Tuesday, June 20, 2006

Tamara sebagai Manusia

Wajah cantik yang biasanya tampil cool tersebut mendadak saja penuh ekspresi. Tidak biasanya seorang Tamara Blezinsky tampil emosionil di depan umum. Bahkan pada saat kasus perceraiannya, perempuan indo Cheko itu masih mampu “jaga image”.

“Kalau untuk urusan lain, saya masih bisa tahan. Tapi untuk urusan anak, saya tak tahan lagi,” ungkap Tamara diiringi isak tangis di sebuah acara infotainmen. Kemudian ia mengisahkan bagaimana kronologi pengusiran dirinya oleh mantan mertua saat ingin menemui anaknya Rasya.

Melihat Tamara saat itu, saya baru melihat artis sebagai manusia biasa. Tamara bukan sosok cantik nan ayu dengan peran-peran menawannya di sinetron. Ia hanya perempuan biasa. Ibu dari seorang anak yang coba dipisahkan. Saya seperti melihat diri saya sendiri beberapa tahun lalu, ketika Libby coba dipisahkan dari saya. Kisah yang saya alami mirip sekali dengan Tamara. Dilarang menemui anak kandung. Itu merupakan sisi terkelam dari hidup saya. Rasanya lebih baik mati daripada harus terpisah dari darah daging sendiri. Serasa kiamat dunia akherat.

Jadi ketika saya menyaksikan Tamara yang cantik itu tersedu sedan di layar televisi, saya amat sangat dapat paham sekali posisinya. Hal serupa terjadi ketika saya melihat Zarima yang anaknya diculik oleh lelaki yang bukan ayahnya.

Pembaca yang belum pernah memiliki anak, tentu menganggap tulisan ini terlalu mendramatisir, berlebihan, norak, kampungan, cengeng.
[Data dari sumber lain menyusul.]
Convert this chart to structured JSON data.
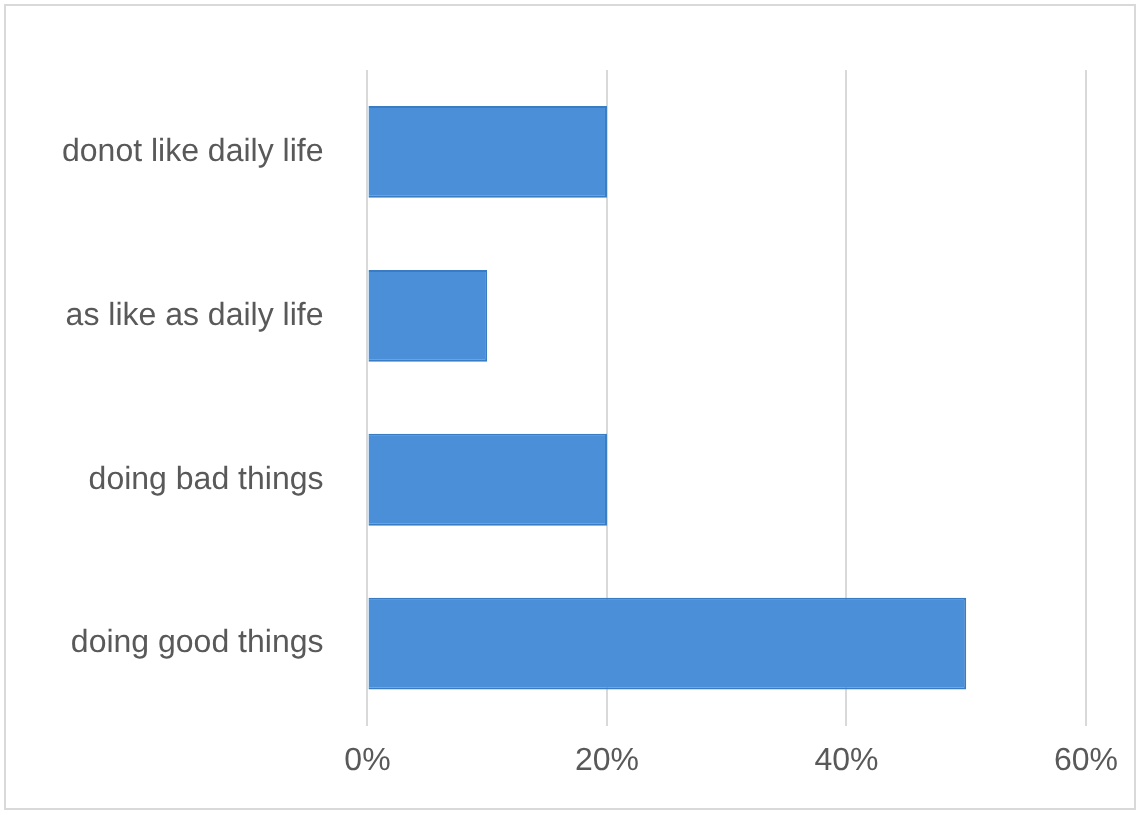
{
  "chart_data": {
    "type": "bar",
    "orientation": "horizontal",
    "categories": [
      "donot like daily life",
      "as like as daily life",
      "doing bad things",
      "doing good things"
    ],
    "values": [
      20,
      10,
      20,
      50
    ],
    "color": "#4a8fd8",
    "xlim": [
      0,
      60
    ],
    "xticks": [
      {
        "value": 0,
        "label": "0%"
      },
      {
        "value": 20,
        "label": "20%"
      },
      {
        "value": 40,
        "label": "40%"
      },
      {
        "value": 60,
        "label": "60%"
      }
    ],
    "grid": "x",
    "legend": false
  }
}
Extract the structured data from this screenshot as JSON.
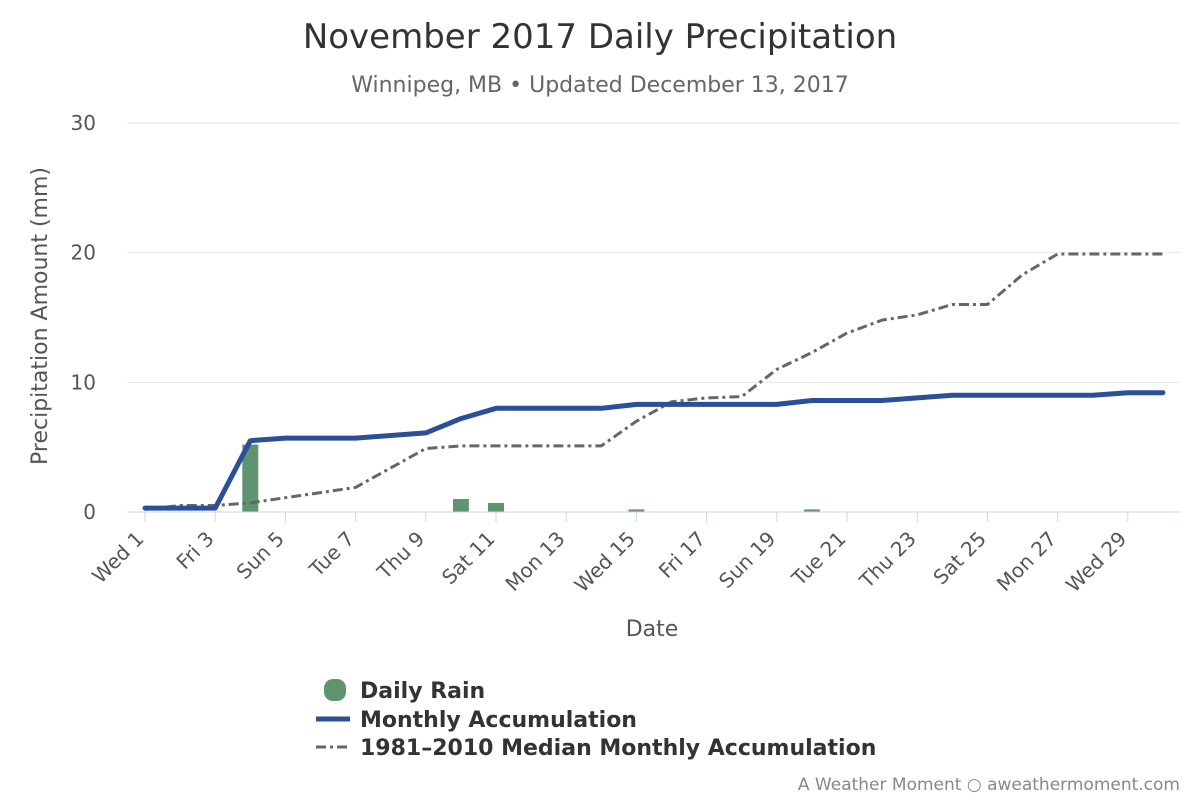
{
  "chart_data": {
    "type": "bar+line",
    "title": "November 2017 Daily Precipitation",
    "subtitle": "Winnipeg, MB • Updated December 13, 2017",
    "xlabel": "Date",
    "ylabel": "Precipitation Amount (mm)",
    "ylim": [
      0,
      30
    ],
    "yticks": [
      0,
      10,
      20,
      30
    ],
    "grid": "horizontal",
    "legend_position": "bottom",
    "x": [
      1,
      2,
      3,
      4,
      5,
      6,
      7,
      8,
      9,
      10,
      11,
      12,
      13,
      14,
      15,
      16,
      17,
      18,
      19,
      20,
      21,
      22,
      23,
      24,
      25,
      26,
      27,
      28,
      29,
      30
    ],
    "x_tick_labels": [
      "Wed 1",
      "Fri 3",
      "Sun 5",
      "Tue 7",
      "Thu 9",
      "Sat 11",
      "Mon 13",
      "Wed 15",
      "Fri 17",
      "Sun 19",
      "Tue 21",
      "Thu 23",
      "Sat 25",
      "Mon 27",
      "Wed 29"
    ],
    "x_tick_days": [
      1,
      3,
      5,
      7,
      9,
      11,
      13,
      15,
      17,
      19,
      21,
      23,
      25,
      27,
      29
    ],
    "series": [
      {
        "name": "Daily Rain",
        "type": "bar",
        "color": "#5e9470",
        "values": [
          0,
          0,
          0,
          5.2,
          0,
          0,
          0,
          0,
          0,
          1.0,
          0.7,
          0,
          0,
          0,
          0.2,
          0,
          0,
          0,
          0,
          0.2,
          0,
          0,
          0,
          0,
          0,
          0,
          0,
          0,
          0,
          0
        ]
      },
      {
        "name": "Monthly Accumulation",
        "type": "line",
        "color": "#2b4f99",
        "values": [
          0.3,
          0.3,
          0.3,
          5.5,
          5.7,
          5.7,
          5.7,
          5.9,
          6.1,
          7.2,
          8.0,
          8.0,
          8.0,
          8.0,
          8.3,
          8.3,
          8.3,
          8.3,
          8.3,
          8.6,
          8.6,
          8.6,
          8.8,
          9.0,
          9.0,
          9.0,
          9.0,
          9.0,
          9.2,
          9.2
        ]
      },
      {
        "name": "1981–2010 Median Monthly Accumulation",
        "type": "line",
        "dash": "dash-dot",
        "color": "#666666",
        "values": [
          0.2,
          0.5,
          0.5,
          0.7,
          1.1,
          1.5,
          1.9,
          3.4,
          4.9,
          5.1,
          5.1,
          5.1,
          5.1,
          5.1,
          7.0,
          8.5,
          8.8,
          8.9,
          11.0,
          12.3,
          13.8,
          14.8,
          15.2,
          16.0,
          16.0,
          18.3,
          19.9,
          19.9,
          19.9,
          19.9
        ]
      }
    ]
  },
  "credits": "A Weather Moment ○ aweathermoment.com"
}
Namun bagi para ibu sejati, tentu dapat memahami.

Memisahkan seorang ibu dari anaknya adalah perbuatan paling biadab di muka bumi. Lebih dari fitnah atau pembunuhan.

Para lelaki bisa saja dengan mudah tidak mengakui anak kandungnya. Lelaki gampang saja menelantarkan darah dagingnya. Lelaki silakan saja menyuruh pasangannya melakukan aborsi demi menjaga nama baik. Atau bahkan menjual atau membunuh bayinya. Bisa juga pelakunya perempuan.

Tapi bagi seorang ibu sejati, lebih baik mati ketimbang harus berpisah dengan anaknya!